I told the agent that I wanted
two weeks rent free (I had already stopped paying) and the owner to pay for
removalists to shift me. She’s talking to him, but I don’t think he could
refuse. I would take him to QCAT, if I needed to. I don’t have enough cash in
the bank to move myself. I don’t need
to move myself. I didn’t ask to move. I didn’t ask for higher rents, but I am
accepting a unit smaller than where I am right now, because they accept Jordie.

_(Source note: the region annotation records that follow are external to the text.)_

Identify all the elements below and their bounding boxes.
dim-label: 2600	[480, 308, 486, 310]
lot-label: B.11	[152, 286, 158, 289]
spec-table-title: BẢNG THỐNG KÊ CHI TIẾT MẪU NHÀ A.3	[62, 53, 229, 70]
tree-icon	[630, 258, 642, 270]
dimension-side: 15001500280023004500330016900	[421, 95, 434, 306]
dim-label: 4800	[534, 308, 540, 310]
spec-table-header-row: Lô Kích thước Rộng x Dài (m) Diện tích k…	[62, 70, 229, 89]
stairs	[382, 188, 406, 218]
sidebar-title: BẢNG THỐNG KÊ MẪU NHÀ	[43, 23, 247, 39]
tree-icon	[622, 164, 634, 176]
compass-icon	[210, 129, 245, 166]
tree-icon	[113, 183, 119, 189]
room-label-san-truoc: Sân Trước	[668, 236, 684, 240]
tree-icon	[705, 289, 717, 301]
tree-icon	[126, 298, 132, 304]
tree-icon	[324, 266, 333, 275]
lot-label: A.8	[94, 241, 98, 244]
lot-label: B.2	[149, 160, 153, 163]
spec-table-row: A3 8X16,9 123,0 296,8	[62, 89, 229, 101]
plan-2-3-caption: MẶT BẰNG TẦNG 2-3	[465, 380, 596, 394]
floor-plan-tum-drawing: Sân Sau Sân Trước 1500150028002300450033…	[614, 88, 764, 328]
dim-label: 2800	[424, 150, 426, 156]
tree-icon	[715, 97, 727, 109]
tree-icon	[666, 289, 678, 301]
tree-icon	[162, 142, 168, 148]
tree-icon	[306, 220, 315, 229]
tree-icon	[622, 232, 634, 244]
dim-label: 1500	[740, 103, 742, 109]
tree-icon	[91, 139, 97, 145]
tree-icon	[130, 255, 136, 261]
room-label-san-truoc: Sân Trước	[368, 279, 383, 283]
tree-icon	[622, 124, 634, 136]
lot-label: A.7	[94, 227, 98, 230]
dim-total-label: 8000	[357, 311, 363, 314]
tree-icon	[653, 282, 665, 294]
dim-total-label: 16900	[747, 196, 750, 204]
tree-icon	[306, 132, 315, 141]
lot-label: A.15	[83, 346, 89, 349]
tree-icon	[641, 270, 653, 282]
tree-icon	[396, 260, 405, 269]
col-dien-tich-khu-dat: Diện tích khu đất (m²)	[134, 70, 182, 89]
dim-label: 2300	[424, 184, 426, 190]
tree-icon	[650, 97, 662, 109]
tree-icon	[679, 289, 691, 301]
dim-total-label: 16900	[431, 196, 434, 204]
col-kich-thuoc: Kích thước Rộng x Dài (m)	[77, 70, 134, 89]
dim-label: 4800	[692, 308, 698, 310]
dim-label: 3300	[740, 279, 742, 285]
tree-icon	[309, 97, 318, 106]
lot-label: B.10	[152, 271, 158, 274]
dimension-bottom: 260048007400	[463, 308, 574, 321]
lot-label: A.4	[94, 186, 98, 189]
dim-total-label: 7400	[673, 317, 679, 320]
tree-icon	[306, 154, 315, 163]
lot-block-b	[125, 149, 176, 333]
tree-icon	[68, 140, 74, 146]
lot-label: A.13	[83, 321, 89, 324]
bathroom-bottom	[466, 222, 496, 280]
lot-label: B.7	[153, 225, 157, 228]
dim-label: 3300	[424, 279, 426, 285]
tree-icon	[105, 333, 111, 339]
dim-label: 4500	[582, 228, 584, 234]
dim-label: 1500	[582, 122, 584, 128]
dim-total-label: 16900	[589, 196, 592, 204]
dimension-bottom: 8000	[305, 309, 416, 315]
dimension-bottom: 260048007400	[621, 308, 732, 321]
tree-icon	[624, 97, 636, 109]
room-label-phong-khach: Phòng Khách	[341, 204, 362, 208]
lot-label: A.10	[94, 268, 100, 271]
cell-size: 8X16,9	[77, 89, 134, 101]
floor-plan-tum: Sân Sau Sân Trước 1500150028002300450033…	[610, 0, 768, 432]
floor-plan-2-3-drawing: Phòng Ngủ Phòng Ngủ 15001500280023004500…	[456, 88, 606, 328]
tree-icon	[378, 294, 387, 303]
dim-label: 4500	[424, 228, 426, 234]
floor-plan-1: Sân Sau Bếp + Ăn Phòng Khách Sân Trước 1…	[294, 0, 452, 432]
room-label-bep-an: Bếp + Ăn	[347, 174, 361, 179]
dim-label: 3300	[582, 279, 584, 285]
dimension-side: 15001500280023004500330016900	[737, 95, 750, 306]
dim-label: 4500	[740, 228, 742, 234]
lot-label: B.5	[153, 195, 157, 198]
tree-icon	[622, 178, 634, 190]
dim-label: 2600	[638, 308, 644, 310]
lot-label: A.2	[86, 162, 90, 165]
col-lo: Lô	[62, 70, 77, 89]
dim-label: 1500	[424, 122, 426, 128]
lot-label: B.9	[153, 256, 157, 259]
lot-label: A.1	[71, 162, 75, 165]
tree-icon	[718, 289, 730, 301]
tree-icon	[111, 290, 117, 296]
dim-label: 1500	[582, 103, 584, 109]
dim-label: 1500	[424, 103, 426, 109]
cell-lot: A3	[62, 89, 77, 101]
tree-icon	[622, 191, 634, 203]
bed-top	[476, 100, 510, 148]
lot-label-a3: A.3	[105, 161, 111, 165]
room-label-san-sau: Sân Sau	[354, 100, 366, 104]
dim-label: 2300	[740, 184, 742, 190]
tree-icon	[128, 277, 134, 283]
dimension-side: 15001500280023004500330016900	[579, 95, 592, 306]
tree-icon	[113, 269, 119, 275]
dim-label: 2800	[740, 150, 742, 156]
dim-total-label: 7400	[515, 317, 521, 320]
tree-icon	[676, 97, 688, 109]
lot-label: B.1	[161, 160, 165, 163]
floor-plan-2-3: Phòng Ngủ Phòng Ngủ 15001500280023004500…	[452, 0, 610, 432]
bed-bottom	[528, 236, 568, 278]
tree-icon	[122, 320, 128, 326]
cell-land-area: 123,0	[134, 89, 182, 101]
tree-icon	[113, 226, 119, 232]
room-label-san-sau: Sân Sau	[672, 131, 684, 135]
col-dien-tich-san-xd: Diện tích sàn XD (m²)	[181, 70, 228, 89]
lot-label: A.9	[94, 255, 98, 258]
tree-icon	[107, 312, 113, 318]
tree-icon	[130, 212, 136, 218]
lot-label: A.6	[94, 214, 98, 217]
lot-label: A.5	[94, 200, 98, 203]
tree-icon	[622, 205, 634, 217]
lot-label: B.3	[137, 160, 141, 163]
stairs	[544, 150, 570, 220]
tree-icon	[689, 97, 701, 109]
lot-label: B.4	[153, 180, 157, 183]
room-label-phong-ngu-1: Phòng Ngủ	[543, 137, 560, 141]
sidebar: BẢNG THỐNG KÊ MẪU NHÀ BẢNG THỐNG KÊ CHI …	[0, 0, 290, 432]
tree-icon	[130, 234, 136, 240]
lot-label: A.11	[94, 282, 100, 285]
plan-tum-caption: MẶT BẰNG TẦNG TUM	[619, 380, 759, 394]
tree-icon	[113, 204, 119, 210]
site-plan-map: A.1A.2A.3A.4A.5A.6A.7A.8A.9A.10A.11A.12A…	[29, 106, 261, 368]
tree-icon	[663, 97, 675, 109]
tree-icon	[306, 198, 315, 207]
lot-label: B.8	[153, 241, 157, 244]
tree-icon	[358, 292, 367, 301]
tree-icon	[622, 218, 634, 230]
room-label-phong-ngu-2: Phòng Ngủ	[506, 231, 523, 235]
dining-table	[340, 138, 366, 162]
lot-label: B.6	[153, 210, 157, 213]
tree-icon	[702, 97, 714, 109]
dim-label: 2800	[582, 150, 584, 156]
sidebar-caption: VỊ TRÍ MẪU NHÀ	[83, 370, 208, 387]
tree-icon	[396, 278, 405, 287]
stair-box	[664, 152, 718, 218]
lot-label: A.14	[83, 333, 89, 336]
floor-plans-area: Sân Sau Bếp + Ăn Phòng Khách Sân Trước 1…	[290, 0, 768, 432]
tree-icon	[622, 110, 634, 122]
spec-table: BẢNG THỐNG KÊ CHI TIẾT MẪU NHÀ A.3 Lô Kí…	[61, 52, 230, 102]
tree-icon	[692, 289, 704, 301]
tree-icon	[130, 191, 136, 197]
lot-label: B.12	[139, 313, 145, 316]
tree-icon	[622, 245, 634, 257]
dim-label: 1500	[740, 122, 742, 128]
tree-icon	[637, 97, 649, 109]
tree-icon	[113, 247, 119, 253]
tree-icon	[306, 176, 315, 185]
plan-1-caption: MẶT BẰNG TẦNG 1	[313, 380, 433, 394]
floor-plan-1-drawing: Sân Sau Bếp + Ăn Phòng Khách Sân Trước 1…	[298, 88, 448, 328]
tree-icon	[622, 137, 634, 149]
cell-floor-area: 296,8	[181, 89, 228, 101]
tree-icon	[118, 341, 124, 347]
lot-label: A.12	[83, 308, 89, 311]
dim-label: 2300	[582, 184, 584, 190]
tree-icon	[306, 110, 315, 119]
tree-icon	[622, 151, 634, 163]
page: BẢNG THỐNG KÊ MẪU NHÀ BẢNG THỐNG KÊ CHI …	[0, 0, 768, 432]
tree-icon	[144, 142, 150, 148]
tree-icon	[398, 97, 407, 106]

I don’t know how longer she will live – she’s 15 years old, she had arthritis
in her front shoulders and hip dysplasia in her back hips – but our celebration
is on 17 February 2018. I will have had her for 10 years since I adopted her
from RSPCA. She will be 16. I absolutely count on that celebration, so Jordie must come with me.
Relocation can cause depression. Compare My Move said “There will be an unsettling
period of disequilibrium and with that can come a certain (normal) level of
anxiety.” I think I suffer a bit more than “normal” anxiety. My Moving Reviews said “It is believed that the
toughest stage of a move is the tricky period of dealing with a post-move
phenomenon known as relocation depression.” The problem is I’ve been
through this before. This time is again.
One guy in NY Times said that “he moves a
lot because he is always looking for a better deal, a better space, a better
neighborhood.” I know about that. Except I seem to be moving downhill.
Quotes for Removals in UK said there are five main common emotions when
shifting: regret, anxiety, loss, sadness, fear. I understand each of those: I
feel each of them. Domain Aus said “It is
one of the most disruptive, stressful and chaotic of life experiences. It can
also be really expensive.” I know all about that, especially when relocations have not been my choice.
A blog, posted on Arrohome talked about how to make your “new” home feel good: grab
some houseplants, fill the house with food, try to add something, and warm the
house with friendly faces. The first three I could do… the fourth one isn’t
something I could do. I’ve lost friends since my aneurysm and stroke. I don’t really
know how or when.
So many websites which talk about
getting used to relocating. I had Googled “feeling about moving homes in Australia”
and found far too few responses which I could relate to me. I needed a response from Beyond Blue, or
Mad Dog, or any other support group. I added a word – “depression” to the
Google search: “feeling about moving homes in australia depression”. Beyond Blue ran an online forum about moving house anxiety. R U Ok said “there are changes in the social supports
that we’re receiving and the connections we have with people in our lives. It
can occur suddenly … through a sudden relocation.” I know that. They also
said that I should “seek the support of
others. Reach out to say you need some help.” I don’t even know how to do
that any more.
So I am getting myself relocated,
with no help from “friends” or even “family”, because I have no idea any more
how or where I fit in with them. I live alone. With my BFF dog, Jordie. I am
moving into a one bedroomed unit the weekend after next.